Na atualidade, as consequências nefastas do modelo de desenvolvimento implementado com apoio do estado brasileiro são bastante conhecidas. Merece destaque a escolha feita a partir da década de 1960 de orientar as políticas para o mundo rural, no sentido da modernização da grande propriedade e do paradigma da Revolução Verde. Essa opção certamente não era a única possível naquele momento histórico. O artigo de Victor Toledo demonstra que a reforma agrária realizada no México, no início do século XX, teve impactos decisivos para a promoção de transformações estruturais positivas na sociedade mexicana ao dar lugar a processos de recampesinização em escala nacional. Essa experiência chama atenção para o papel que o estado Brasileiro pode vir a cumprir nesse campo, em que pese o fato de que mesmo o estado mexicano tenha abandonado o legado da revolução do início do século passado ao se alinhar visceralmente à globalização neoliberal, como deixa claro o artigo de Jaime Morales e Maria Hernandez.
Retomar a rica experiência mexicana e buscar inspiração nela para engendrar processos similares em outros países, fato que tem sido historicamente bloqueado no Brasil, é um desafio que se coloca na ordem do dia face aos decisivos dilemas enfrentados pelas sociedades contemporâneas. Entretanto, mudanças dessa magnitude não se farão sem que os movimentos sociais acumulem força política a partir de suas experiências concretas para que sejam capazes de influir na correlação de poder na sociedade de forma a promover transformações estruturais em favor de processos massivos de recampesinização dos territórios rurais.
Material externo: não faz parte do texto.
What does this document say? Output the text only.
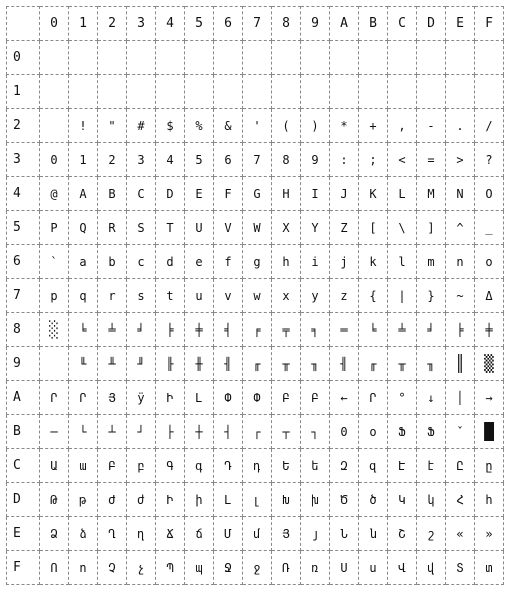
	0	1	2	3	4	5	6	7	8	9	A	B	C	D	E	F
0																
1																
2		!	"	#	$	%	&	'	(	)	*	+	,	-	.	/
3	0	1	2	3	4	5	6	7	8	9	:	;	<	=	>	?
4	@	A	B	C	D	E	F	G	H	I	J	K	L	M	N	O
5	P	Q	R	S	T	U	V	W	X	Y	Z	[	\	]	^	_
6	`	a	b	c	d	e	f	g	h	i	j	k	l	m	n	o
7	p	q	r	s	t	u	v	w	x	y	z	{	|	}	~	Δ
8	░	╘	╧	╛	╞	╪	╡	╒	╤	╕	═	╘	╧	╛	╞	╪
9		╙	╨	╜	╟	╫	╢	╓	╥	╖	╢	╓	╥	╖	║	▒
A	Ր	Ր	Յ	ÿ	Ի	Լ	Փ	Փ	Բ	Բ	←	Ր	°	↓	│	→
B	─	└	┴	┘	├	┼	┤	┌	┬	┐	0	o	Ֆ	Ֆ	ˇ	█
C	Ա	ա	Բ	բ	Գ	գ	Դ	դ	Ե	ե	Զ	զ	Է	է	Ը	ը
D	Թ	թ	Ժ	ժ	Ի	ի	Լ	լ	Խ	խ	Ծ	ծ	Կ	կ	Հ	հ
E	Ձ	ձ	Ղ	ղ	Ճ	ճ	Մ	մ	Յ	յ	Ն	ն	Շ	շ	«	»
F	Ո	ո	Չ	չ	Պ	պ	Ջ	ջ	Ռ	ռ	Ս	ս	Վ	վ	Տ	տ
Luciano Marçal da Silveira
Coordenador do Programa de Desenvolvimento Local do agreste da Paraíba
[email protected]
Referências Bibliográficas
WANDERLEY, M. N. B. O agricultor familiar no Brasil: um ator social da construção do futuro. In: Agricultura familiar camponesa na construção do futuro. Rio de Janeiro, AS-PTA, 2009. (Número especial da revista agriculturas).